Children with EoE have a 70% association with atopic comorbidity, steroids are often prescribed by other physicians (dermatology, respiratory, general paediatrics) which potentially increases the cumulative steroid burden. The largest multicentre study reported that 5% of children showed signs of adrenal gland insufficiency while on STS for EoE for longer than 6 months.¹⁶ In study protocols, baseline cortisol levels, short synacthen testing and follow-up while on maintenance treatment have been applied; however, there is controversy of the standardisation and interpretation of test results, we recommend performing these as clinically indicated and according to local endocrinology advice.
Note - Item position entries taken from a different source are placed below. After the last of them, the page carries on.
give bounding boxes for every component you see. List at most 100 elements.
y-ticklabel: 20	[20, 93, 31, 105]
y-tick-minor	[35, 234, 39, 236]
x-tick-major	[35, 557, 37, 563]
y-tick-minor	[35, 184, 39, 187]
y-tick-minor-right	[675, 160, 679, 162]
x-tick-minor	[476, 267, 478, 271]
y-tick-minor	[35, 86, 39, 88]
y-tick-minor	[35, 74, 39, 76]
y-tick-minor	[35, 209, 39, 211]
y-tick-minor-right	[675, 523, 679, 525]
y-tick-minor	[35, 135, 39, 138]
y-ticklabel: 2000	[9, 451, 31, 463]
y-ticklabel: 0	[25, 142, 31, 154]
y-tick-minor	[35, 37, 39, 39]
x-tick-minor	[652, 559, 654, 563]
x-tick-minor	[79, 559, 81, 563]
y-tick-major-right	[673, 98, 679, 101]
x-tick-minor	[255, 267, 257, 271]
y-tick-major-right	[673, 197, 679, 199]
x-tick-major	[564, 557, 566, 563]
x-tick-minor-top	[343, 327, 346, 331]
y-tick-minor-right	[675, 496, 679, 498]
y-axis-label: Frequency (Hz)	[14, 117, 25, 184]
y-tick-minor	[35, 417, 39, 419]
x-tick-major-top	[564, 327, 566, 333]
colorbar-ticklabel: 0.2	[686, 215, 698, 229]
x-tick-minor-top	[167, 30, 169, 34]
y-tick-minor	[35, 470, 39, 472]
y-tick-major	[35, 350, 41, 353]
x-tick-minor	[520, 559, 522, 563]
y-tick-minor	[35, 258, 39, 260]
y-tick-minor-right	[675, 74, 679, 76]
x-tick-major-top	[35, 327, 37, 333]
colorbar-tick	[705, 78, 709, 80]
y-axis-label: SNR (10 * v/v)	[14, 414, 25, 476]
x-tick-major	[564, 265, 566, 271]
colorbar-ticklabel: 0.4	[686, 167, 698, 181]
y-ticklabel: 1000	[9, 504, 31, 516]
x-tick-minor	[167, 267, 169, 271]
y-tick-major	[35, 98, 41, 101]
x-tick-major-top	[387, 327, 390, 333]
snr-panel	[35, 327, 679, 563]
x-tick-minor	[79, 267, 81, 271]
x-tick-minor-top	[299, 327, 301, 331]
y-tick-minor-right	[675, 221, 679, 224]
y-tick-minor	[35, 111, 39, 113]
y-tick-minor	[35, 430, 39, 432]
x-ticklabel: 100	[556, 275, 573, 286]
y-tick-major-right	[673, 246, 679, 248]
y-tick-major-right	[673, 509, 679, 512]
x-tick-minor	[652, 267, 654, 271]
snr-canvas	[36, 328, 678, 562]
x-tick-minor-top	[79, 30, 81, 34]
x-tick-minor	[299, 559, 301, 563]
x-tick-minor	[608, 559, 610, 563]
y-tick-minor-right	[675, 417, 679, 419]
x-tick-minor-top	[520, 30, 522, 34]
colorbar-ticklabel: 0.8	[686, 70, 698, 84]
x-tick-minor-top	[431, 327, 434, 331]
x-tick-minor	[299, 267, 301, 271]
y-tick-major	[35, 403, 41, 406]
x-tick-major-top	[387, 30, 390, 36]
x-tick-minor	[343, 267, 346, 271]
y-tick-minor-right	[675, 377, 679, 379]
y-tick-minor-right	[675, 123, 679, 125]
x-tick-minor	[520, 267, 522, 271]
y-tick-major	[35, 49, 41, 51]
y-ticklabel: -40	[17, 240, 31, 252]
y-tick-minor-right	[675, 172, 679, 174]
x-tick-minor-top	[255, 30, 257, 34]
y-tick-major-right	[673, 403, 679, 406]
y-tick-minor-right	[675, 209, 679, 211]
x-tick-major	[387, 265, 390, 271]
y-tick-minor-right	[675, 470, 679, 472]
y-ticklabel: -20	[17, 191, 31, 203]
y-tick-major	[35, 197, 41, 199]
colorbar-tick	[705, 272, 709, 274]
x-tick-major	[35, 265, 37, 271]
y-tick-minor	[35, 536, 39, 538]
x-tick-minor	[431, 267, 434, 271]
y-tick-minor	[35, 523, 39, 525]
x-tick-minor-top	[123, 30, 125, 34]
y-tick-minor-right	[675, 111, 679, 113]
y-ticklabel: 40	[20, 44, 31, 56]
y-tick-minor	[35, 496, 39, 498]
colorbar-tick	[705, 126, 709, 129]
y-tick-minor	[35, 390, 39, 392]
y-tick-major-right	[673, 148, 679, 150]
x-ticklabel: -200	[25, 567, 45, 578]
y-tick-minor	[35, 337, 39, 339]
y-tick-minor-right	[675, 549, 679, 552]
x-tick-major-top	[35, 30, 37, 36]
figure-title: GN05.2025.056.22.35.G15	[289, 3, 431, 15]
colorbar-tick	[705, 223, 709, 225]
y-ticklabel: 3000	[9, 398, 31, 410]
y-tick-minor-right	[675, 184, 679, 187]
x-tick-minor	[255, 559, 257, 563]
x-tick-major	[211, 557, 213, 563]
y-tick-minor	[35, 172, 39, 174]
Other monitoring should include growth parameters and bone mineral densities. Candida infection is rare and can be treated simultaneously with topical antifungal or oral medication.⁷

Endoscopy, prognosis, withdrawal and escalation

In the absence of validated clinical activity scores or non-invasive biomarkers, the group agree that endoscopic reassessment with histology should be used after any significant treatment start or modification. As STS are effective in more than 80% of children when taken according to protocols and usually well tolerated, prognosis is very good. Withdrawal is indicated in non-responders, disease progression under therapeutic dosage of STS or clinically relevant adrenal gland insufficiency. We found limited evidence for escalation of treatment with regard to dosage of STS.^{18 20}

Limitations

There is no evidence for the ideal carrier substance used to generate the optimal formulation of STS. There is a lack of studies to compare potential effects of once or twice daily administration of a defined daily dose of STS on efficacy and long-term outcomes. STS have been considered mainly in isolation and combination therapy has not been investigated as they have been discussed elsewhere.^{8 18 20 28}

Implications for clinicians and policymakers

This project is a starting point for pEoE in the UK and beyond; further work should be considered with other professionals in paediatric practice to develop a collaborative multisystem approach to pEoE care including allergy and transition to adult settings. This would ensure continued evolution of the clinical reference flow chart when better access to medication occurs; merging paediatric and adult practice should be the gold standard to aim for.